8. (C) Spanta defended his statements, saying they reflected 
the position of the Afghan government and that he had been 
doing his duty. While there is indeed deep concern over 
Iranian influence, it is simply not possible for Afghanistan 
to open a second front with Iran, given the need to deal with 
Pakistan. Spanta observed that while he personally believes 
that Iran is more dangerous than Pakistan (I cannot accept 
the role of mullahs, especially the Iranian mullahs), he 
recognizes that he is obligated to work to reduce tensions 
with Iran. The Ambassador reiterated that being a good 
neighbor does not require ignoring or denying actions that 
are unacceptable. 

Trip to Washington 
------------------ 

9. (C) The ForMin reiterated his desire to travel to 
Washington as soon as possible to lay the groundwork for a 
possible visit by President Karzai and the Paris Conference. 

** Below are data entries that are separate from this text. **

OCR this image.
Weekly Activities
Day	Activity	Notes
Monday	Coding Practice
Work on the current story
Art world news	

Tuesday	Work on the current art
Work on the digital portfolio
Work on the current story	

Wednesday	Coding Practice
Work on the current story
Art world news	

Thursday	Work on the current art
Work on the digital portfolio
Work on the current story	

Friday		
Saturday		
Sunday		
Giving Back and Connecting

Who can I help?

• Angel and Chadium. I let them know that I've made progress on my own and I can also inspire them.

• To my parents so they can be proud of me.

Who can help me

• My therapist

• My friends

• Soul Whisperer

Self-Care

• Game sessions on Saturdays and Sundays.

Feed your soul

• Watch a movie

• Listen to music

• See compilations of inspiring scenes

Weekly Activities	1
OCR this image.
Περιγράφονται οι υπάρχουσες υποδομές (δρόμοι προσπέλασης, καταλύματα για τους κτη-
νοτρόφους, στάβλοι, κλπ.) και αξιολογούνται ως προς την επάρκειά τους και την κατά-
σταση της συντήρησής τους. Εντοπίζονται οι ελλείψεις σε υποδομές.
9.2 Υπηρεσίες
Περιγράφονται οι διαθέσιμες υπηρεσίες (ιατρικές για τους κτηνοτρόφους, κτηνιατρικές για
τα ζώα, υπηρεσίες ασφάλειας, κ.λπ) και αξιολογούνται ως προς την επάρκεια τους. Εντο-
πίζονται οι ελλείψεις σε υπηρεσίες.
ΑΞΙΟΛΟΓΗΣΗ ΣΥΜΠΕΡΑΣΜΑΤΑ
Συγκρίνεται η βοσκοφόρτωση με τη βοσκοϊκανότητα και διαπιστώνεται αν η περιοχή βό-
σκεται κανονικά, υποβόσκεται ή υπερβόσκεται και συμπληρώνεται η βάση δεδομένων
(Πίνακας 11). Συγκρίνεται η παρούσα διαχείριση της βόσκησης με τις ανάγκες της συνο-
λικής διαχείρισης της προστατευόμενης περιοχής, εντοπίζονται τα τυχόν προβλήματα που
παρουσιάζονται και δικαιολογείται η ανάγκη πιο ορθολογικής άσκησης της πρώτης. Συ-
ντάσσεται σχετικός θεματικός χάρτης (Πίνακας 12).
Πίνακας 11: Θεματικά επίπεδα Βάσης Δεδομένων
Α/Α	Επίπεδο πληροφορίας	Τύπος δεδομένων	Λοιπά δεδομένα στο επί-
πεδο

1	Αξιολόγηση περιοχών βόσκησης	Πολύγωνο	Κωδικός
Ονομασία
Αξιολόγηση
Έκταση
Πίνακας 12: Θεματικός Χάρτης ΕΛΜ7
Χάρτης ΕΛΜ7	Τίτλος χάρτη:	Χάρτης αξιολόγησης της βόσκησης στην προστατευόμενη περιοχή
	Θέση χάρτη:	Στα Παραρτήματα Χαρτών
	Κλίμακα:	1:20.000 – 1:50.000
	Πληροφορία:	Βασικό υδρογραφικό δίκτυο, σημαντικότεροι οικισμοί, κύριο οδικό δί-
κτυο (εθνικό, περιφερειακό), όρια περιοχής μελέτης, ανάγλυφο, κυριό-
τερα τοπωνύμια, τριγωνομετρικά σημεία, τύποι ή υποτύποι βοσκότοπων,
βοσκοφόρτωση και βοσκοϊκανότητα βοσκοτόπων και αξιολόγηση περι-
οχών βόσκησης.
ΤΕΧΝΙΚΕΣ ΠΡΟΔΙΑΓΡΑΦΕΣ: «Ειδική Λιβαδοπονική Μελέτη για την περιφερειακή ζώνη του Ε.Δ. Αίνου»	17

He also hoped to sign a joint statement affirming U.S. and 
Afghan commitment to the Strategic Partnership (text of 
agreed statement will be forwarded to SCA/A) while he was in 
Washington. He said he recognized the statement would be 
largely symbolic, but asserted that it would have positive 
resonance with the Afghan public. Spanta was working through 
the Afghan Embassy in Washington and aiming for a visit early 
in May. The Ambassador promised to relay the request.